The transferable skills make you an ideal candidate for all career paths

The part-time job has become a necessity for many students due to the increase of fees – whether it’s just the summer before university or a few shifts during the holidays, the back breaking minimum wage jobs are always sought after.

For me, it was working in my local pub at home. I worked what felt like every shift before starting university only to be so tired from the labour, I was not alive enough for freshers’ week. To be able to put up with the people and mundane tasks of working a bar job, allows you to persevere through job interviews, bullies in the workplace and encourages a resilient attitude.


The ability to stay working somewhere which was soul crushing is invaluable. It means that you have your priorities in order. For example, serving your peers can be daunting especially if you’re a clumsy like me who smashes 10 wine glasses, but it never stopped me from doing my job. If you avoid serving peers its embarrassing for yourself, doing this means you can take control of a situation.
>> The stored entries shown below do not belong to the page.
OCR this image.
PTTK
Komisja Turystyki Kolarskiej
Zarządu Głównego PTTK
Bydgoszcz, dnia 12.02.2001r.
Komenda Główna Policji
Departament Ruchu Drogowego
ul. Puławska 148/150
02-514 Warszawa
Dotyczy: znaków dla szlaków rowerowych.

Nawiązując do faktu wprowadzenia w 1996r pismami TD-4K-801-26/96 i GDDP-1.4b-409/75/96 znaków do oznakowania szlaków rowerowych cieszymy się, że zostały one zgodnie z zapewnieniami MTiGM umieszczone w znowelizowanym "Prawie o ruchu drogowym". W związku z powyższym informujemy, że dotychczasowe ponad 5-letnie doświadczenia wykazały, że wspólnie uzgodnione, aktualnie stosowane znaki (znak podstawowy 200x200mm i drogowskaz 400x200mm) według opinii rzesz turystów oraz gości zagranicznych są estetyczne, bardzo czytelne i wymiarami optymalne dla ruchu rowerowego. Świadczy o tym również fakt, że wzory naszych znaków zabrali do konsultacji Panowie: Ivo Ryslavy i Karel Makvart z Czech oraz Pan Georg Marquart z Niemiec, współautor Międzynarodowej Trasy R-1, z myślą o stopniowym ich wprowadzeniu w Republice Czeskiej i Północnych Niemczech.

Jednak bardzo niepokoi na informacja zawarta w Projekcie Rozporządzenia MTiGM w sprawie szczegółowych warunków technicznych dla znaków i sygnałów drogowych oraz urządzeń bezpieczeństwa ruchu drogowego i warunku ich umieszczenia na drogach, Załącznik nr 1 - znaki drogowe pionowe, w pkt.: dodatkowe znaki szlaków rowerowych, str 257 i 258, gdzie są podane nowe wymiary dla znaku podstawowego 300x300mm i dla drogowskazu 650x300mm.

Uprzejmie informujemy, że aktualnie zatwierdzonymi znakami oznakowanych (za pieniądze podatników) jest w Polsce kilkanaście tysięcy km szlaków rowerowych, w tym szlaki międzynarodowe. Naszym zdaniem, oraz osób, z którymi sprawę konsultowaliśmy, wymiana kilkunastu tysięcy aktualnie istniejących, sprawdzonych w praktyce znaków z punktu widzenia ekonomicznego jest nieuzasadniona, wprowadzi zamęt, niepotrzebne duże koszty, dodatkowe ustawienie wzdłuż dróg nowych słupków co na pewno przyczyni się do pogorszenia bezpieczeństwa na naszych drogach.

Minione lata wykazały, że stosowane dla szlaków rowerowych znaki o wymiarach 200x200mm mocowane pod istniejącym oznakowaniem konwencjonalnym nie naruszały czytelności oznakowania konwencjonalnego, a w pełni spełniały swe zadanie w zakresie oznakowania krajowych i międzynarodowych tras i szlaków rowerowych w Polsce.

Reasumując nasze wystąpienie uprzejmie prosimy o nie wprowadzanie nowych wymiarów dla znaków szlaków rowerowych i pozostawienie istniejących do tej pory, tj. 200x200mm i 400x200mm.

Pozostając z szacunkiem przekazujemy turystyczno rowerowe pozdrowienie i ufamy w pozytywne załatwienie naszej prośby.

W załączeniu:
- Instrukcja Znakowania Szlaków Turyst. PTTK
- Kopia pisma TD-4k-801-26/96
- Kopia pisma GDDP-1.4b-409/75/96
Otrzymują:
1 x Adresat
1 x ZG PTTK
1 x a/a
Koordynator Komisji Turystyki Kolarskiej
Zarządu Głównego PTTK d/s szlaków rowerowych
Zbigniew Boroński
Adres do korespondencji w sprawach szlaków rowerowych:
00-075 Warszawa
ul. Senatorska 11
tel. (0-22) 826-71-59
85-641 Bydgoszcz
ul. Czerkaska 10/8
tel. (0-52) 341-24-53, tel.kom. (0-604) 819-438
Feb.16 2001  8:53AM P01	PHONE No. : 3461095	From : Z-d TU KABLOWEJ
I have found knowledge in the hierarchy of work. Starting from the lowest point of scrubbing dishes to waiting on ignorant people may not be as relatable as it seems, but in any workplace you will start at the bottom. You will have to make tea and schmooze colleagues – this is not just in internships. There are thousands of students graduating and the potential self-entitlement which comes with a degree will get you nowhere. There is a hierarchy in the workplace that must be both respected and infiltrated.

Household chores and pocket money do not prepare you for the ‘real world’. Strenuous and constant working during a shift teaches you to see the amount of hard work that goes into £5 an hour and how long it takes to save up for something you want. You learnt to respect the value of money, important as graduate jobs are few and far between.


The understanding of practical ‘real world’ work also aids the gratification of others who work in service, making you a more considerate person in society. I know to always leave a tip in our contactless society, help a server out with a hot plate and that miscommunication is very common which messes up orders.

This work can be looked back on fondly. In the knowledge you gained a resilient attitude to the diverse range of people in service and achieved standing on your feet for 10 hours during a Sunday lunch shift.